Небо за окном стало бледным, снова пошел снег, теперь он светился, Кристиана поднялась и снова села. Маркус Вернер стянул со своих рук резиновые перчатки и облокотился на меня, тихонько поцеловал меня в шею. Женщина с острова Бали посмотрела на нас и улыбнулась. Она сказала: «В Германии столько разных шуток». Ее голос казался ясным и детским, она растягивала слова и не могла правильно произнести «ш». Маркус Вернер был неподвижен. У Кристианы на лице появилась холодная усмешка, она раздраженно сказала: «Что-что?» Женщина с острова Бали придвинулась к столу, она больше не улыбалась, она серьезно сказала: «Анекдоты. Я их все выучила наизусть». Маркус Вернер закрыл глаза и сказал бархатным голосом: «Может, вы нам один расскажете», и женщина с острова Бали посмотрела на украшенный гирляндами потолок и сказала: «Какая разница между блондинкой и „Титаником“?» Мы молчали. Она подождала четыре-пять секунд, а потом сказала: «Сколько было людей на „Титанике“, мы знаем». Мы по-прежнему молчали. Она смотрела на нас так, как будто мы ей должны были что-то объяснить, смысл этого анекдота, она выглядела ужасно серьезной, глаза были широко раскрыты. Маркус Вернер сидел по-прежнему с закрытыми глазами, но на лице Кристианы появилась паника, вызвавшая у меня смех. Женщина с острова Бали наклонилась еще больше и сказала: «Что говорят блондинке, упавшей в погреб?», после этого она подождала две-три секунды, казалось, она считает про себя, а потом сама себе ответила: «Захвати пиво», при этом она так напряженно смотрела на стол, как будто все эти слова были на нем написаны. После этого она выпрямилась. Теперь она была прямая, как свечка, и говорила, как будто ее выдрессировали. Она выпрямилась и сказала: «А как хоронят блондинку?», и больше она уже не останавливалась. Она рассказывала один анекдот про блондинок за другим, десять, двадцать, пятьдесят анекдотов про блондинок, а я смотрела на нее, на ее чужое, сосредоточенное, сумасшедшее лицо, я уже не могла ее понять. Она говорила все быстрее и быстрее, она задавала вопрос и давала ответ, вопрос – ответ, без передышки, и в какой-то момент я заметила, что Кристиана – как долго уже? – плачет. Голова Маркуса Вернера соскользнула с моего плеча вниз, на мои колени. Он спал, облезлый мех бабушкиной шубы окружал его лицо, и оно казалось удивительно маленьким. Я подложила свою руку под его щеку и придерживала его голову. Я чувствовала, как бьется мое сердце. Мне было хорошо.

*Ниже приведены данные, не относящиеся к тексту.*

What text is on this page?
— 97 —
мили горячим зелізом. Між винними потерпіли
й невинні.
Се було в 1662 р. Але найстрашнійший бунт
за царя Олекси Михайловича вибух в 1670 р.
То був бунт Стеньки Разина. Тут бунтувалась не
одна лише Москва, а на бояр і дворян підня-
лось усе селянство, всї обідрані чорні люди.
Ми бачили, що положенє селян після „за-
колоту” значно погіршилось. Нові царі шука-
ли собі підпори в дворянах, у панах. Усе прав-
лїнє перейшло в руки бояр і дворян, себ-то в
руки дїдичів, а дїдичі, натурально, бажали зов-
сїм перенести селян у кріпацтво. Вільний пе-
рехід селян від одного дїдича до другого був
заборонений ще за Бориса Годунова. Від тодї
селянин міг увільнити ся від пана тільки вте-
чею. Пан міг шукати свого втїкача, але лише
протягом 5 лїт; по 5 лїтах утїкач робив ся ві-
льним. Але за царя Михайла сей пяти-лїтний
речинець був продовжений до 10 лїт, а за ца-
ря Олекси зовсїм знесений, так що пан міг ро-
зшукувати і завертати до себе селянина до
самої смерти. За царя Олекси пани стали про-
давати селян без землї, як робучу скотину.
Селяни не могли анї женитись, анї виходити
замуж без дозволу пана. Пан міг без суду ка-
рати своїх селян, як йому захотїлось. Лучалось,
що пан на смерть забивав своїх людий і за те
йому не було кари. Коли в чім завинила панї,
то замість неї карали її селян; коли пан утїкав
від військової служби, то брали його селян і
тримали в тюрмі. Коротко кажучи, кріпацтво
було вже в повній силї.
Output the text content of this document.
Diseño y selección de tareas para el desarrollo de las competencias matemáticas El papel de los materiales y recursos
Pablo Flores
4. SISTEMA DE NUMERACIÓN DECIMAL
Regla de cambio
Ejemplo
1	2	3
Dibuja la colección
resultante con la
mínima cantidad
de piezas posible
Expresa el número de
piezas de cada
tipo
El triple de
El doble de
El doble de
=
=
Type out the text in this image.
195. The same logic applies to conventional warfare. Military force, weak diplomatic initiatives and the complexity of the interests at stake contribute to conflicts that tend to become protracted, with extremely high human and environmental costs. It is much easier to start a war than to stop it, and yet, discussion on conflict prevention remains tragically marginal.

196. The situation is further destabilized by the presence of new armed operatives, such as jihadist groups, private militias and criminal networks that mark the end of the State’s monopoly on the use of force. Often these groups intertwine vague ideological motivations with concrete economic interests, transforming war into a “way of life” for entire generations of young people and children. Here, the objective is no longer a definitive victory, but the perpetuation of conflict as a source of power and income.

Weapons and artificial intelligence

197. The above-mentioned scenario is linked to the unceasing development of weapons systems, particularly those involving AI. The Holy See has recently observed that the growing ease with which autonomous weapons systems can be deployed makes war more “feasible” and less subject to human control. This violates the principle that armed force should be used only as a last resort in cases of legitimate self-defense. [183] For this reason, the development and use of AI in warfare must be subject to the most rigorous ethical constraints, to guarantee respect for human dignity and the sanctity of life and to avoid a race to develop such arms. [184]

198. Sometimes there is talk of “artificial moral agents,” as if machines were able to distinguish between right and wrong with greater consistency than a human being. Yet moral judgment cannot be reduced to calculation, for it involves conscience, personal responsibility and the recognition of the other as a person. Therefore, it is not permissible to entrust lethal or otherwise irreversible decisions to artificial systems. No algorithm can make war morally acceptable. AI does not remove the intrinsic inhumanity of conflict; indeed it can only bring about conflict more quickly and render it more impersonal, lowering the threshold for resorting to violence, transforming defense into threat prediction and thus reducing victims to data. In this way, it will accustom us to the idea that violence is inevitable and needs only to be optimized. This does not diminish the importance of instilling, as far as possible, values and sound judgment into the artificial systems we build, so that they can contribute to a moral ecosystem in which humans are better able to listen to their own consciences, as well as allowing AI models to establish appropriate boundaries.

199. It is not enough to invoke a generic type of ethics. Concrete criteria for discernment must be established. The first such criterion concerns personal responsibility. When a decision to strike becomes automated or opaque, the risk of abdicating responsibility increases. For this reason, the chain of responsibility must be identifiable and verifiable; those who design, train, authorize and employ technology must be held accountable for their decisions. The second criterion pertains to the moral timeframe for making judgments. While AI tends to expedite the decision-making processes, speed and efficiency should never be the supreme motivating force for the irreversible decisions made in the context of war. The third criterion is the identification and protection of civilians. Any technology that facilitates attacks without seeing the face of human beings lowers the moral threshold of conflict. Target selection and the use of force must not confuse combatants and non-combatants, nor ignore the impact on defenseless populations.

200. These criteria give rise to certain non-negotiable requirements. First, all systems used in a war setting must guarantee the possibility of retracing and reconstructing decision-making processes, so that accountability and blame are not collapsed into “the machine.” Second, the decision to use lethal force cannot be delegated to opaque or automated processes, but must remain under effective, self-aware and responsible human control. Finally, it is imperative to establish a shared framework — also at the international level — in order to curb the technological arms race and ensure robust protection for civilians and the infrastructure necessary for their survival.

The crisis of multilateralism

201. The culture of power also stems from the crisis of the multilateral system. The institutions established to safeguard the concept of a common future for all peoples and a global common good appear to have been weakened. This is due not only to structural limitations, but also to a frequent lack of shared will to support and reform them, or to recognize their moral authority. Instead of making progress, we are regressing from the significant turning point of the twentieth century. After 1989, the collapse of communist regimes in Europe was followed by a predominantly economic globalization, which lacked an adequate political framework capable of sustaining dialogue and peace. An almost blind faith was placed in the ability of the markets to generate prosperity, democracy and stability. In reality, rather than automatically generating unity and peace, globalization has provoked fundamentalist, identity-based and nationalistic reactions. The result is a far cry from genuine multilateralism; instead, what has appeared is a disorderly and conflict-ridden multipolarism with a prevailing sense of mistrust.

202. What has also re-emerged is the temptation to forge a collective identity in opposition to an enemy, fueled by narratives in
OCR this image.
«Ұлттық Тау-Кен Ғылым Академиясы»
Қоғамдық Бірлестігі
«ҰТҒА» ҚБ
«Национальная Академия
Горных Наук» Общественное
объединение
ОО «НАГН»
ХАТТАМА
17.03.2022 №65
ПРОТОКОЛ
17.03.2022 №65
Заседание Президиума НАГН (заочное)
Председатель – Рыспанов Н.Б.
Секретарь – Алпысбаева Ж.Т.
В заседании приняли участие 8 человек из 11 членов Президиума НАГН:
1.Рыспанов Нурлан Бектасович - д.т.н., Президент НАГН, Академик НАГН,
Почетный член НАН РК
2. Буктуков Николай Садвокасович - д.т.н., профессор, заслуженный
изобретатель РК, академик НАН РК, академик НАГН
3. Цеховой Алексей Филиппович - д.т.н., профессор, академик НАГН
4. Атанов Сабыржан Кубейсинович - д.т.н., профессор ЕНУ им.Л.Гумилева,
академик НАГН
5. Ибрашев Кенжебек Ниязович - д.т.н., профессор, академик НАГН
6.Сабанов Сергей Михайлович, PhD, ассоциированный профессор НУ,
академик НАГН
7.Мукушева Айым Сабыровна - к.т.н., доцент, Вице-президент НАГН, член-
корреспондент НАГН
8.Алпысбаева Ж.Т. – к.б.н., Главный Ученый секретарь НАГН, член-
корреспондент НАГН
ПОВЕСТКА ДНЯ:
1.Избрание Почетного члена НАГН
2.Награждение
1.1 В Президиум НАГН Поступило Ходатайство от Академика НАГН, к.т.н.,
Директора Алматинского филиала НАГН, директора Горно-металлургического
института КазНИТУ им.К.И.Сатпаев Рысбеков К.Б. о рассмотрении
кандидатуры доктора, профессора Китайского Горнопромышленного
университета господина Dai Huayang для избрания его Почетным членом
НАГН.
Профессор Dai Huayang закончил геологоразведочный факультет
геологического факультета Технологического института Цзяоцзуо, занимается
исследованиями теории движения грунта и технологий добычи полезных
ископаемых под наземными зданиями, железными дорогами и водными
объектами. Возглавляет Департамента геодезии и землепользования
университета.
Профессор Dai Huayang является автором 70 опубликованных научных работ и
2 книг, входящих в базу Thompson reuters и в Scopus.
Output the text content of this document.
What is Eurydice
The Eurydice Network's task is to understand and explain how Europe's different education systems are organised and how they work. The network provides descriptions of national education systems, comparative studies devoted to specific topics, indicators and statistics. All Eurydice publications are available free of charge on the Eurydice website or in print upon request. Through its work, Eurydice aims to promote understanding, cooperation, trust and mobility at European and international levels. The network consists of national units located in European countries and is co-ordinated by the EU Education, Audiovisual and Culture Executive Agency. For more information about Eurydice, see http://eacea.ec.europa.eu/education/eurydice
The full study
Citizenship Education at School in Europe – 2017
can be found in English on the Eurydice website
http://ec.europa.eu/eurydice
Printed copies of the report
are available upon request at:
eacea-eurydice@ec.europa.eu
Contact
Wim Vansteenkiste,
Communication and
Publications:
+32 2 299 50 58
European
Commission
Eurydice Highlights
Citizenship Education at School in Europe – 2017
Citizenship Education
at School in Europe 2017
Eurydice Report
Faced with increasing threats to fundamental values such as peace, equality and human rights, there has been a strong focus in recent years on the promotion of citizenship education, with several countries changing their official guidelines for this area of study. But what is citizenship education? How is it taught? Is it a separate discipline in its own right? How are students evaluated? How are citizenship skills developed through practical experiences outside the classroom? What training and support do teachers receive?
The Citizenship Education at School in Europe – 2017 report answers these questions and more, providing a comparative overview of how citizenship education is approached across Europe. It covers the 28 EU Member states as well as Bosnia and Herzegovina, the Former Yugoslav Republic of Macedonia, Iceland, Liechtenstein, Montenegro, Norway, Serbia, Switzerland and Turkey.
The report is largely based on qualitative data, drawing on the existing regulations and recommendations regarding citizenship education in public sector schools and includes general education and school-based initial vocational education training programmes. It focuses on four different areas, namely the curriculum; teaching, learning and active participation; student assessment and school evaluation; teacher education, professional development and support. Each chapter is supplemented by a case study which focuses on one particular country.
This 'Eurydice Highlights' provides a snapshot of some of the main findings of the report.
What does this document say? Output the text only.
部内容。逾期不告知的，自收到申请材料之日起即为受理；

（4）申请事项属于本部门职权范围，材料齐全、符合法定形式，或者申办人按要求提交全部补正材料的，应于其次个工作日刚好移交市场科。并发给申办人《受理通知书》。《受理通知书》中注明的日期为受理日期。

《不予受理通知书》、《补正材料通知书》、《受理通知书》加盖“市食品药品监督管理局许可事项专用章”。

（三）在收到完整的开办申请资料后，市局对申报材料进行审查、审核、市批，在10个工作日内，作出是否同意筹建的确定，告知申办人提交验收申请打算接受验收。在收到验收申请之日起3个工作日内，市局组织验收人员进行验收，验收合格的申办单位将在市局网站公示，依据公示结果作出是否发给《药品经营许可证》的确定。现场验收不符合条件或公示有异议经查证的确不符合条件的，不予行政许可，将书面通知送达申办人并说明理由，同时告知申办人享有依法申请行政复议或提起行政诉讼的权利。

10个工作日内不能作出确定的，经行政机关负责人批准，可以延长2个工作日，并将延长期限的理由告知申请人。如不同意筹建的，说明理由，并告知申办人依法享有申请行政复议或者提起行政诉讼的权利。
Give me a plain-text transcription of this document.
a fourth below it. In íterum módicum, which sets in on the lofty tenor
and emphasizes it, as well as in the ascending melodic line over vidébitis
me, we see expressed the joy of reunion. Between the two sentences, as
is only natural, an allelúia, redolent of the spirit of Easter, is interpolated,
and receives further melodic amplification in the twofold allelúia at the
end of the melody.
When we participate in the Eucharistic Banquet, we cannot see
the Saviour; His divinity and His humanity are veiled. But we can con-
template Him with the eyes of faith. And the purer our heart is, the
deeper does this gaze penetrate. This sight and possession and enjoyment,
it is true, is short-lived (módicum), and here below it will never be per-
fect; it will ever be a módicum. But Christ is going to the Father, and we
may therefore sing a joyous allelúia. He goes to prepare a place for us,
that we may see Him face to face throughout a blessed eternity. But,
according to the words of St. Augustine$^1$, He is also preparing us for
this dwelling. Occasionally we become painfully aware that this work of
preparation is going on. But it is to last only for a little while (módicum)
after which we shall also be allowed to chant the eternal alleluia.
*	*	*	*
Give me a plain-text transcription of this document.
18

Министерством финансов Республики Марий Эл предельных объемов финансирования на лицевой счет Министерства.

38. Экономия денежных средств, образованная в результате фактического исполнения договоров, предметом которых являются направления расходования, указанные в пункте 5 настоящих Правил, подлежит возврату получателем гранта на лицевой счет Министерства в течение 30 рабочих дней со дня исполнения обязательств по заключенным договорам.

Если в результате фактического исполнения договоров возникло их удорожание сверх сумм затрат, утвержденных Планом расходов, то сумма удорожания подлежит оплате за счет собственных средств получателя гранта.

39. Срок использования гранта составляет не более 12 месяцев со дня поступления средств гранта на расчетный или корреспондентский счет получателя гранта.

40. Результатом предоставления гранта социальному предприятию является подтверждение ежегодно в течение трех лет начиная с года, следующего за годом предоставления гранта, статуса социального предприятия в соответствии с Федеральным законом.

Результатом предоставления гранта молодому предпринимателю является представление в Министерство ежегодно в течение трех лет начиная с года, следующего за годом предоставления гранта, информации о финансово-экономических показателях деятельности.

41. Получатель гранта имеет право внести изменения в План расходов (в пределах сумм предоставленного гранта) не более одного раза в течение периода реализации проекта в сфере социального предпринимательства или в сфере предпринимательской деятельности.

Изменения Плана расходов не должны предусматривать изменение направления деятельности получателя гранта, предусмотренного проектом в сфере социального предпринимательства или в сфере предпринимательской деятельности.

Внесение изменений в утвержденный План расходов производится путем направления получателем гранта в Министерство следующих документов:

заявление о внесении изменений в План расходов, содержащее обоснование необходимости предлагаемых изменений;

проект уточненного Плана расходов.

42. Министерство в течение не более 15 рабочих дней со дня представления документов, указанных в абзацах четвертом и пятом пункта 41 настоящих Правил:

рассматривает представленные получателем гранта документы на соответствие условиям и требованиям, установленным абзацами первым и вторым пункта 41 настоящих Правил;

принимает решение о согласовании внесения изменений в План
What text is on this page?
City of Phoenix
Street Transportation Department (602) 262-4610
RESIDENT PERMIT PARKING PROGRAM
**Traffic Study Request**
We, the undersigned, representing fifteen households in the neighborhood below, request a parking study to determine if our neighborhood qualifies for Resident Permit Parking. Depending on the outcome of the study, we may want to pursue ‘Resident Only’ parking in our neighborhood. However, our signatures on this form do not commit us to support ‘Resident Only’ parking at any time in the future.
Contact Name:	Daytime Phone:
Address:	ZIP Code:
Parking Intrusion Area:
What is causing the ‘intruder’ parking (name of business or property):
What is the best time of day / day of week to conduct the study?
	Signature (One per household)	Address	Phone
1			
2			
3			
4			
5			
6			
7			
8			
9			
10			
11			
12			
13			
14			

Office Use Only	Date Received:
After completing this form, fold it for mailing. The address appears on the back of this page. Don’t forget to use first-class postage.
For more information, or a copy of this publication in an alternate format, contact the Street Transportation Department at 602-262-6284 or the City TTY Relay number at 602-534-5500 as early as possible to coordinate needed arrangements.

А потом стало тихо. В одной из комнат зазвонил будильник, проснулся режиссер, за окном было светло. Женщина с острова Бали молчала, хотя не похоже было, что она выдохлась. Она встала, взялась за Маркуса Вернера и потянула его на себя. Он навалился на нее, и она тихонько стянула с него шубу и как-то уложила его на скамью. Она укрыла Маркуса Вернера шубой и провела своей маленькой коричневой рукой по его лбу, а потом поцеловала в губы. Мы с Кристианой поднялись и надели пальто. В дверях мы еще раз обернулись: она стояла возле скамейки в своем красном платье и смотрела на нас прямым и серьезным взглядом, она больше ничего не говорила, мы ушли.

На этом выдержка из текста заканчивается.